18 Mayıs 2012 Cuma



BURGAZIN BAHÇELERİNDEN

“Dalları Bastı Bahar”

Kadim ve bilge deniz minaresinin, yakın dostu, yaşlı, yeşil gözlü istiridye, Çamakya  sahilinden Aya Nikolaya giderken, sülün gibi bir kefal, denizden fırlayıp, çıktı kavak ağacına,;

“-oh be yahu,  nihayet kış bitti!” dedi istiridye… Börtü, böcek, karınca da çıkar artık ortaya… alınmasın diye önceliği mimozalara verip, bir de dalları basarsa bahar, gül ışığa gerinip, nergis gölgeye sığınıp, ışıyınca tomurcuklar, Adada artık tatlı bir yaz telaşı başlar,”

deyip başladı anlatmaya…

İlk önce güneş hazırdır, Dragostaki kışlık evinden, Heybelideki yazlık evine taşınmaya… Sabahları şöyle bir genç kız yumuşaklığıyla gerinip de güzelim saçlarını Kaşığın önünde yıkayınca ardından hemen gider İndosun çamlıklarında yüzünü kurulamaya… kahvaltısını renk, lezzet ve iksir kattığı domates, biber ve salatalıklarla arka bahçemizde yapıp, Sabri Abinin köpüklü kahvesini, gözlerinin feri sönmüş, dokuz kısa bir uzun anılarıyla emekli, fenerin dibinde içip, sonra da başlar, öğlene kadar, sahilde herkesin selamını almaya… Akşamüstü kendisini ne sahilde ne de İndos’ta göremem, ama vakanüvis ve muharrir Engin Çelebi’ye göre rivayet odur ki, Kalpazankaya nam yerde, kadeh tokuştururmuş Hayyam-ı Ekber ile…

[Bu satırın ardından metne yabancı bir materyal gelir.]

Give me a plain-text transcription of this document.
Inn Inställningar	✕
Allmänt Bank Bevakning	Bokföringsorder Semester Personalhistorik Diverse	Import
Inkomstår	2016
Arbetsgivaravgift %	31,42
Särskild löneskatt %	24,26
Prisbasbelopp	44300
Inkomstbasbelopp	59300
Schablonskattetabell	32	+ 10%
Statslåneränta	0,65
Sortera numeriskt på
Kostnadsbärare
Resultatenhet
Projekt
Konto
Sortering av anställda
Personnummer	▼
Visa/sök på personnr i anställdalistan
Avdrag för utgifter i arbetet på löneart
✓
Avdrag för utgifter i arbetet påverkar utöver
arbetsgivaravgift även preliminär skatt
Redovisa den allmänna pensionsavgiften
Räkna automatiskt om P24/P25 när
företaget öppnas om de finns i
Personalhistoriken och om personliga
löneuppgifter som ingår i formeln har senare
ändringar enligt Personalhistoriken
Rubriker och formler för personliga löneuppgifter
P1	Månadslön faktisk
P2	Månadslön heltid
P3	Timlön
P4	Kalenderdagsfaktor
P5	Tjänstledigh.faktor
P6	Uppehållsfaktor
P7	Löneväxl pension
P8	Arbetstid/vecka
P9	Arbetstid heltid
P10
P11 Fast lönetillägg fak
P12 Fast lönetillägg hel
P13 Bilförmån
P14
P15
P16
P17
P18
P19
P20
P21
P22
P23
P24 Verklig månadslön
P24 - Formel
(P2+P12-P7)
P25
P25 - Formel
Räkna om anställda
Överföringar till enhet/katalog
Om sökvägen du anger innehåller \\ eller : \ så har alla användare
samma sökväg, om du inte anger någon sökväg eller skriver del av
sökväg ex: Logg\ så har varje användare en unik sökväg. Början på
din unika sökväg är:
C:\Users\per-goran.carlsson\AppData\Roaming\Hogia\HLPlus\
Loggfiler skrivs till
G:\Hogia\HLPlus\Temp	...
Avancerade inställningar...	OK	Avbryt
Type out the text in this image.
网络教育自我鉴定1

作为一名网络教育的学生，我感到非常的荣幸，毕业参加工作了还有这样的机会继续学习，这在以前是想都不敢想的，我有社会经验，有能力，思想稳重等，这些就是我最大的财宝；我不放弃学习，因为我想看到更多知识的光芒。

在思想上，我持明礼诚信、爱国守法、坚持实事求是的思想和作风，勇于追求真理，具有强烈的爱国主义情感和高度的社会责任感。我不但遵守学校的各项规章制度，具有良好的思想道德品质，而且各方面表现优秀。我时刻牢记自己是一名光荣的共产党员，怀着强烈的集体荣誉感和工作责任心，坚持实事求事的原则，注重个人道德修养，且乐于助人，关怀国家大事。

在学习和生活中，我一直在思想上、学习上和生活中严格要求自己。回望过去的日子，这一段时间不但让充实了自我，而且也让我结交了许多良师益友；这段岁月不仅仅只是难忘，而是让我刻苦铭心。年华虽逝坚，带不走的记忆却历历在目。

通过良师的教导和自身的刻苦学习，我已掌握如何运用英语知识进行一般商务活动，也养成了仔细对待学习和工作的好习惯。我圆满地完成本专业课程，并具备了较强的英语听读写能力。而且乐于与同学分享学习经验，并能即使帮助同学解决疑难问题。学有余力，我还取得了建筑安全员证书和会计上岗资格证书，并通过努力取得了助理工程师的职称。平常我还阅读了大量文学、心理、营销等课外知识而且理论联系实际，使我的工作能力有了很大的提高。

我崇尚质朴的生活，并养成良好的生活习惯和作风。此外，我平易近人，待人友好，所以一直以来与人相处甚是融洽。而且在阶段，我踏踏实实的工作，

Yalıçapkını yazlıkçılar daha dünden hazırdır nisan güneşi ile tokalaşmaya… ellerinde bir süpürge bir faraş, gagalarında biraz çamur biraz çöp, hafta içi, hafta sonu bir telaş ki bir telaş, biri gider biri gelir, yuvalarının eskiyen yerlerini onarır… kuytularda gizlenmiş koruyucu cinleri, dudaklarında her dilden, her dinden hayır dualarla, kolalı beyaz keten sofrada  geçesi gamsız ve neşeli bir yaza çağırırlar…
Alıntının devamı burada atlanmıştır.